The funding gaps are serious enough that SETI has started to reach out to the public to pick up the slack. Drake hopes volunteers can help SETI. “We have a new program, SETI Live. Our system is called the Allen Telescope Array and data from it is being sent to ordinary people, and they search through it for signs of signals.”
Home computers are even being set to good work with the SETI@Home project. “It’s a good program. It runs all the time on the world’s largest telescope for a decade now. It has hundreds of thousands of users who process the data on their home computers, and they produce candidate signals, hundreds of candidate signals….This mode of acquiring the data and farming it out for analysis, and then going back to take a second look at a candidate, so far no candidate has ever been seen a second time.”
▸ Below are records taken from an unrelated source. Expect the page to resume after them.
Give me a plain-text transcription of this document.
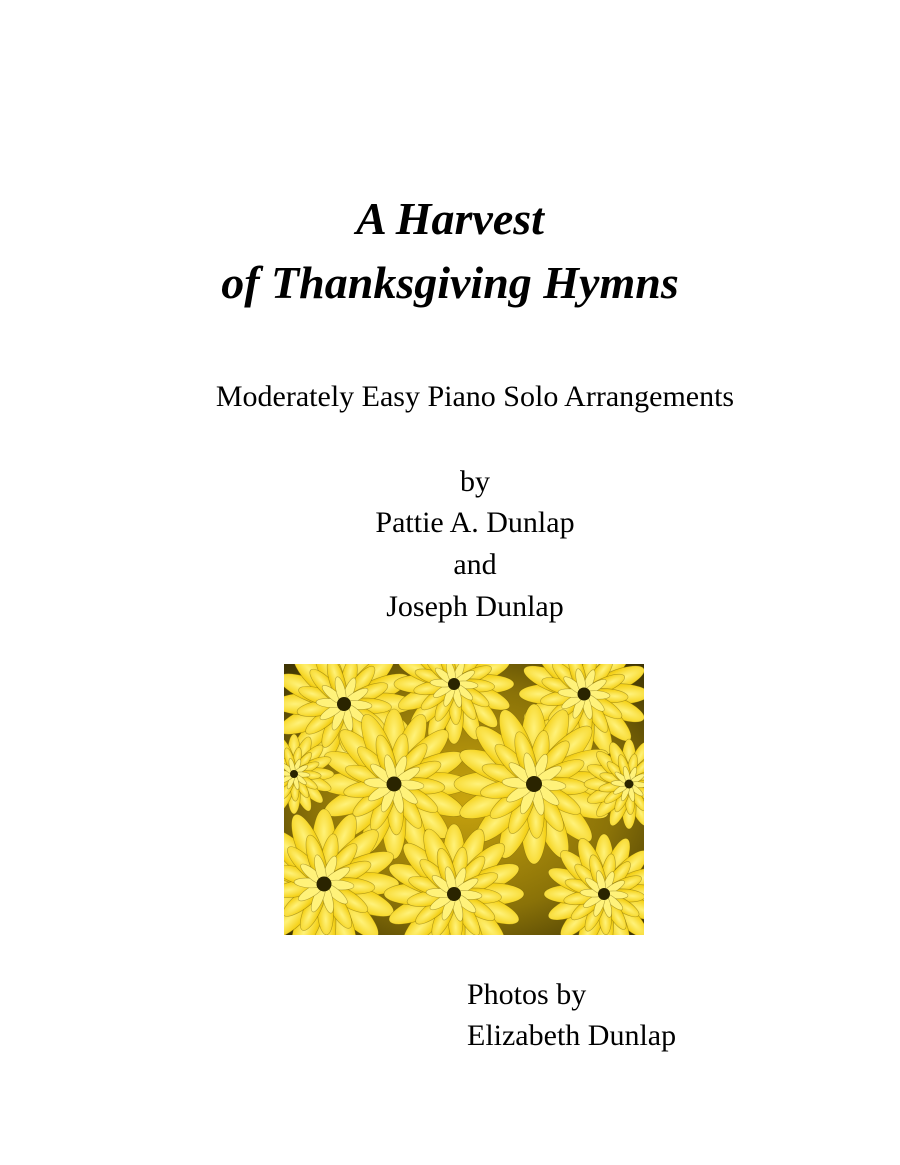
A Harvest
of Thanksgiving Hymns

Moderately Easy Piano Solo Arrangements

by

Pattie A. Dunlap

and

Joseph Dunlap

Photos by

Elizabeth Dunlap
However, Drake was explicitly clear about the best way to help SETI: “Send money. Send money.”
A lack of success finding extraterrestrial signals has not stopped Drake from considering what might happen if we finally interact with aliens. If those aliens are more advanced than us, Drake hopes to tap into their knowledge, failures, and experience for our own advancement: “There’s technologies you could learn. How to provide clean energy or nuclear fusion. If they could teach us how to build a nuclear fusion reactor, that would be good. We have spent hundreds of millions of dollars each year trying to achieve those. If they tell us, you know, how to do it right, they’ve probably already figured out how to do it right, what doesn’t work, and what is dangerous and so forth. They could tell us other technologies that are useful. For instance, nuclear fusion but [also] does putting solar power stations in space make sense, which we have been talking about too. We would find out whether it makes sense to colonize space because they will have done it. They would have tried it and found out if it is too hazardous or too expensive. We would see how they affect their environment. To what extent have they allowed their planet to become concretized?”
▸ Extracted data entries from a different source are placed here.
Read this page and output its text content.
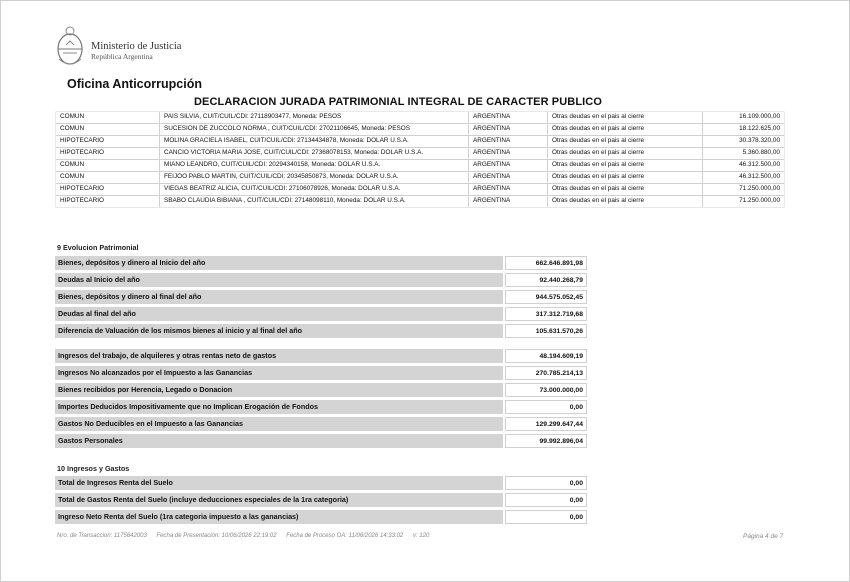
Ministerio de Justicia
República Argentina
Oficina Anticorrupción
DECLARACION JURADA PATRIMONIAL INTEGRAL DE CARACTER PUBLICO
COMUN	PAIS SILVIA, CUIT/CUIL/CDI: 27118903477, Moneda: PESOS	ARGENTINA	Otras deudas en el pais al cierre	16.109.000,00
COMUN	SUCESION DE ZUCCOLO NORMA , CUIT/CUIL/CDI: 27021106645, Moneda: PESOS	ARGENTINA	Otras deudas en el pais al cierre	18.122.625,00
HIPOTECARIO	MOLINA GRACIELA ISABEL, CUIT/CUIL/CDI: 27134434878, Moneda: DOLAR U.S.A.	ARGENTINA	Otras deudas en el pais al cierre	30.378.320,00
HIPOTECARIO	CANCIO VICTORIA MARIA JOSE, CUIT/CUIL/CDI: 27368078153, Moneda: DOLAR U.S.A.	ARGENTINA	Otras deudas en el pais al cierre	5.360.880,00
COMUN	MIANO LEANDRO, CUIT/CUIL/CDI: 20294340158, Moneda: DOLAR U.S.A.	ARGENTINA	Otras deudas en el pais al cierre	46.312.500,00
COMUN	FEIJOO PABLO MARTIN, CUIT/CUIL/CDI: 20345850873, Moneda: DOLAR U.S.A.	ARGENTINA	Otras deudas en el pais al cierre	46.312.500,00
HIPOTECARIO	VIEGAS BEATRIZ ALICIA, CUIT/CUIL/CDI: 27106078926, Moneda: DOLAR U.S.A.	ARGENTINA	Otras deudas en el pais al cierre	71.250.000,00
HIPOTECARIO	SBABO CLAUDIA BIBIANA , CUIT/CUIL/CDI: 27148098110, Moneda: DOLAR U.S.A.	ARGENTINA	Otras deudas en el pais al cierre	71.250.000,00
9 Evolucion Patrimonial
Bienes, depósitos y dinero al Inicio del año	662.646.891,98
Deudas al Inicio del año	92.440.268,79
Bienes, depósitos y dinero al final del año	944.575.052,45
Deudas al final del año	317.312.719,68
Diferencia de Valuación de los mismos bienes al inicio y al final del año	105.631.570,26
Ingresos del trabajo, de alquileres y otras rentas neto de gastos	48.194.609,19
Ingresos No alcanzados por el Impuesto a las Ganancias	270.785.214,13
Bienes recibidos por Herencia, Legado o Donacion	73.000.000,00
Importes Deducidos Impositivamente que no Implican Erogación de Fondos	0,00
Gastos No Deducibles en el Impuesto a las Ganancias	129.299.647,44
Gastos Personales	99.992.896,04
10 Ingresos y Gastos
Total de Ingresos Renta del Suelo	0,00
Total de Gastos Renta del Suelo (incluye deducciones especiales de la 1ra categoria)	0,00
Ingreso Neto Renta del Suelo (1ra categoria impuesto a las ganancias)	0,00
Nro. de Transaccion: 1175642003 Fecha de Presentación: 10/06/2026 22:19:02 Fecha de Proceso OA: 11/06/2026 14:33:02 v: 120	Página 4 de 7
Drake, with a whimsical lilt in his voice, half joked, “We may receive purchase orders of some nonterrestrial life. How do we respond to a bunch of purchase orders? …Some people worry a reply might excite an attack on you—not likely. However, we might decide we shouldn’t say anything to them; go and hide somewhere.”
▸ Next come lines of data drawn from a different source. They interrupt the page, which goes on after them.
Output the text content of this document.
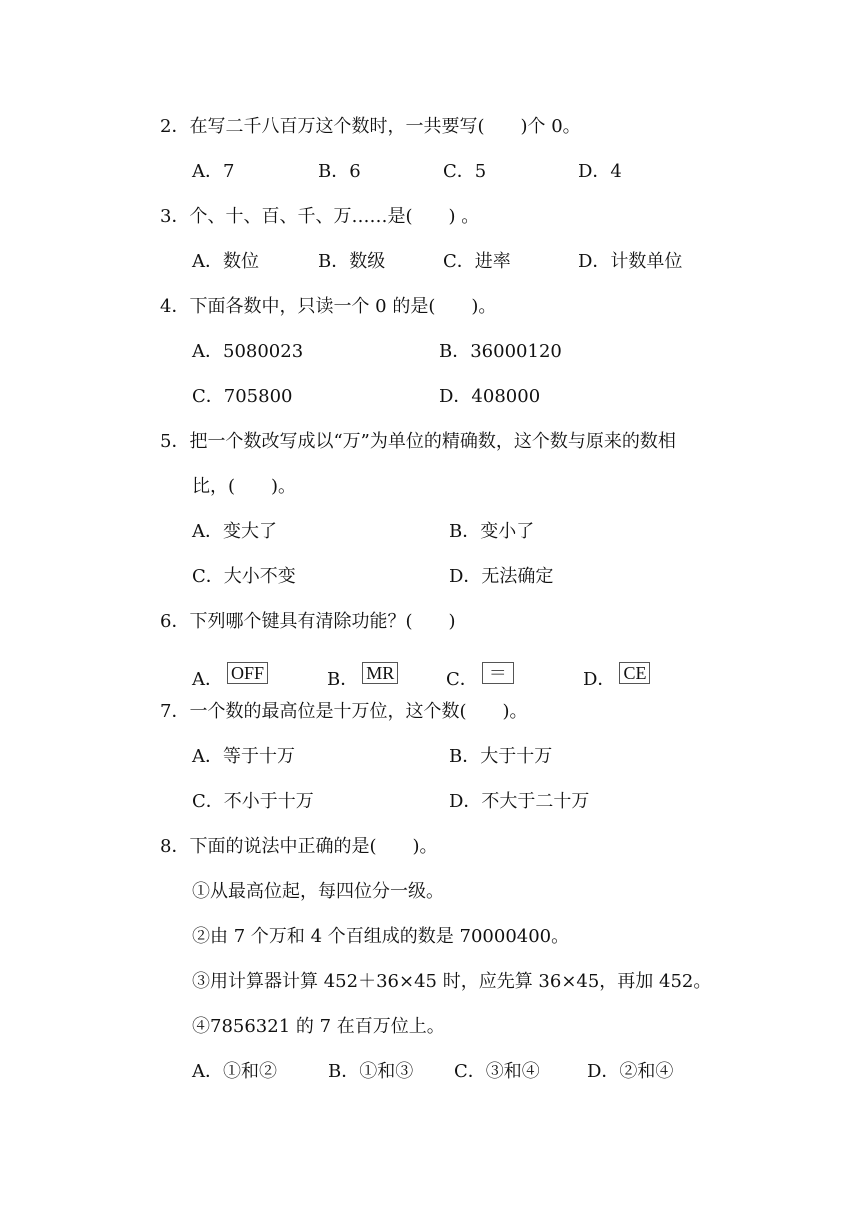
2．在写二千八百万这个数时，一共要写(　　)个 0。
A．7	B．6	C．5	D．4
3．个、十、百、千、万……是(　　) 。
A．数位	B．数级	C．进率	D．计数单位
4．下面各数中，只读一个 0 的是(　　)。
A．5080023	B．36000120
C．705800	D．408000
5．把一个数改写成以“万”为单位的精确数，这个数与原来的数相
比，(　　)。
A．变大了	B．变小了
C．大小不变	D．无法确定
6．下列哪个键具有清除功能？(　　)
A． OFF	B． MR	C． ＝	D． CE
7．一个数的最高位是十万位，这个数(　　)。
A．等于十万	B．大于十万
C．不小于十万	D．不大于二十万
8．下面的说法中正确的是(　　)。
①从最高位起，每四位分一级。
②由 7 个万和 4 个百组成的数是 70000400。
③用计算器计算 452＋36×45 时，应先算 36×45，再加 452。
④7856321 的 7 在百万位上。
A．①和②	B．①和③ C．③和④	D．②和④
Drake was a bit more serious about what we might do if we came across a less advanced civilization. “It is not likely that we will come across a less advanced species because less advanced would not have developed radio yet so there would be no way to detect them. Almost anyone we find will be more advanced than us. In any case, to answer your question, you would not tell them anything until you knew something about them, until you knew what might make sense to tell them. So just the fact they exist isn’t good enough to send some useful message. You need to start off somehow, which may be difficult. …We want to tell them about us and what is special about us, what we think is special about us.”
When asked about how we should present what is special about us and if it was important to be honest at first, Drake had a bit of a mixed message: “We have always felt we should be totally honest; we shouldn’t guild the lily. Although when you think about it sometimes, for instance, we all like to send pictures of humans because we think they’re interesting; we don’t send ugly humans.” Drake laughed and went on, “Well, we do send average humans but we have never sent a picture of a homeless person or a goth or other peculiar type.”
Drake says he is not covering up proof of alien life, contrary to what UFO hunters believe. He expressed some worry that someone would take any joke he said about it out of context. He threw caution to the wind, belly-laughed, and sarcastically said, “I have all kinds of frozen cadavers in my basement. People actually believe that!”